The song was written late in The Rising's development, and was meant as a bookend to the album's "Into the Fire". Springsteen couldn't let go of one of the central images of that day, those who were "ascending into ... what?" Thus, the song tells the story of a New York City Fire Department firefighter, climbing one of the World Trade Center towers after the hijacked planes had hit them during the September 11 attacks.
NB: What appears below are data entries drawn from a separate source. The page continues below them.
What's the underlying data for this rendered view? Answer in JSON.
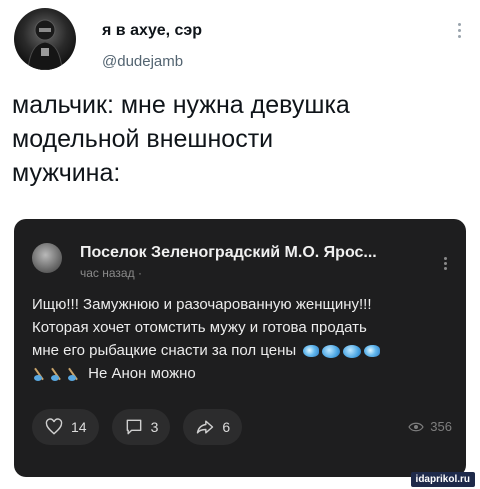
{
  "tweet": {
    "author": {
      "display_name": "я в ахуе, сэр",
      "handle": "@dudejamb"
    },
    "text": "мальчик: мне нужна девушка\nмодельной внешности\nмужчина:"
  },
  "embedded_post": {
    "group_name": "Поселок Зеленоградский М.О. Ярос...",
    "time": "час назад ·",
    "line1": "Ищю!!! Замужнюю и разочарованную женщину!!!",
    "line2": "Которая хочет отомстить мужу и готова продать",
    "line3": "мне его рыбацкие снасти за пол цены",
    "line4": "Не Анон можно",
    "likes": "14",
    "comments": "3",
    "shares": "6",
    "views": "356"
  },
  "watermark": "idaprikol.ru",
  "icons": [
    "more-vertical-icon",
    "heart-icon",
    "comment-icon",
    "share-icon",
    "eye-icon",
    "fish-emoji",
    "whale-emoji",
    "fishing-rod-emoji"
  ],
  "colors": {
    "card_bg": "#1e1e1f",
    "pill_bg": "#2c2c2d",
    "text_dark": "#0f1419",
    "handle_gray": "#536471"
  }
}
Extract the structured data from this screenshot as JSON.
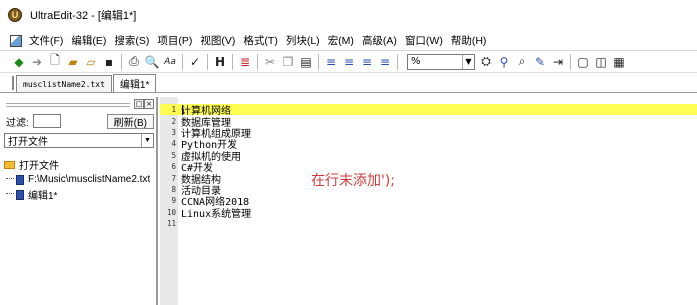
{
  "window": {
    "title": "UltraEdit-32 - [编辑1*]"
  },
  "menu": [
    {
      "label": "文件(F)"
    },
    {
      "label": "编辑(E)"
    },
    {
      "label": "搜索(S)"
    },
    {
      "label": "项目(P)"
    },
    {
      "label": "视图(V)"
    },
    {
      "label": "格式(T)"
    },
    {
      "label": "列块(L)"
    },
    {
      "label": "宏(M)"
    },
    {
      "label": "高级(A)"
    },
    {
      "label": "窗口(W)"
    },
    {
      "label": "帮助(H)"
    }
  ],
  "toolbar": {
    "combo_value": "%"
  },
  "tabs": [
    {
      "label": "musclistName2.txt"
    },
    {
      "label": "编辑1*"
    }
  ],
  "sidebar": {
    "filter_label": "过滤:",
    "refresh_label": "刷新(B)",
    "select_value": "打开文件",
    "tree": [
      {
        "label": "打开文件"
      },
      {
        "label": "F:\\Music\\musclistName2.txt"
      },
      {
        "label": "编辑1*"
      }
    ]
  },
  "editor": {
    "lines": [
      {
        "num": "1",
        "text": "计算机网络"
      },
      {
        "num": "2",
        "text": "数据库管理"
      },
      {
        "num": "3",
        "text": "计算机组成原理"
      },
      {
        "num": "4",
        "text": "Python开发"
      },
      {
        "num": "5",
        "text": "虚拟机的使用"
      },
      {
        "num": "6",
        "text": "C#开发"
      },
      {
        "num": "7",
        "text": "数据结构"
      },
      {
        "num": "8",
        "text": "活动目录"
      },
      {
        "num": "9",
        "text": "CCNA网络2018"
      },
      {
        "num": "10",
        "text": "Linux系统管理"
      },
      {
        "num": "11",
        "text": ""
      }
    ],
    "annotation": "在行末添加');"
  },
  "colors": {
    "highlight": "#ffff54",
    "annotation": "#d03c3c"
  }
}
The lyric depicts the surreal, desperate environment in which he finds himself:

Can't see nothin' in front of me,
Can't see nothin' coming up behind ...
I make my way through this darkness,
I can't feel nothing but this chain that binds me.
Lost track of how far I've gone
How far I've gone, how high I've climbed ...
On my back's a 60-pound stone
On my shoulder a half mile of line

The choruses are more upbeat, featuring a more pronounced drum part and "Li, li, li" vocal parts that suggest Hallelujahs, but as the song progresses the verses trace the ever more dire situation. Images of fire engines and the Cross of Saint Florian are introduced, and then, in the cemetery-like "garden of a thousand sighs" from Shakespeare's Twelfth Night, a series of final visions: his wife, his children, and all human experience:

Sky of blackness and sorrow (dream of life)
Sky of love, sky of tears (dream of life)
Sky of glory and sadness (dream of life)
Sky of mercy, sky of fear (dream of life)
Sky of memory and shadow (dream of life)

The song's religious imagery also includes references to Mary Magdelene meeting the risen Christ on Easter morning ("I see Mary in the garden"), and the Blood of Christ, although Springsteen has stated that the Mary in the song could also be the hero's wife or lover. Writer Jeffrey Symynkywicz evaluates the song as "an Easterlike anthem arising out of the darkness and despair of September 11, a national Good Friday experience if ever there was one."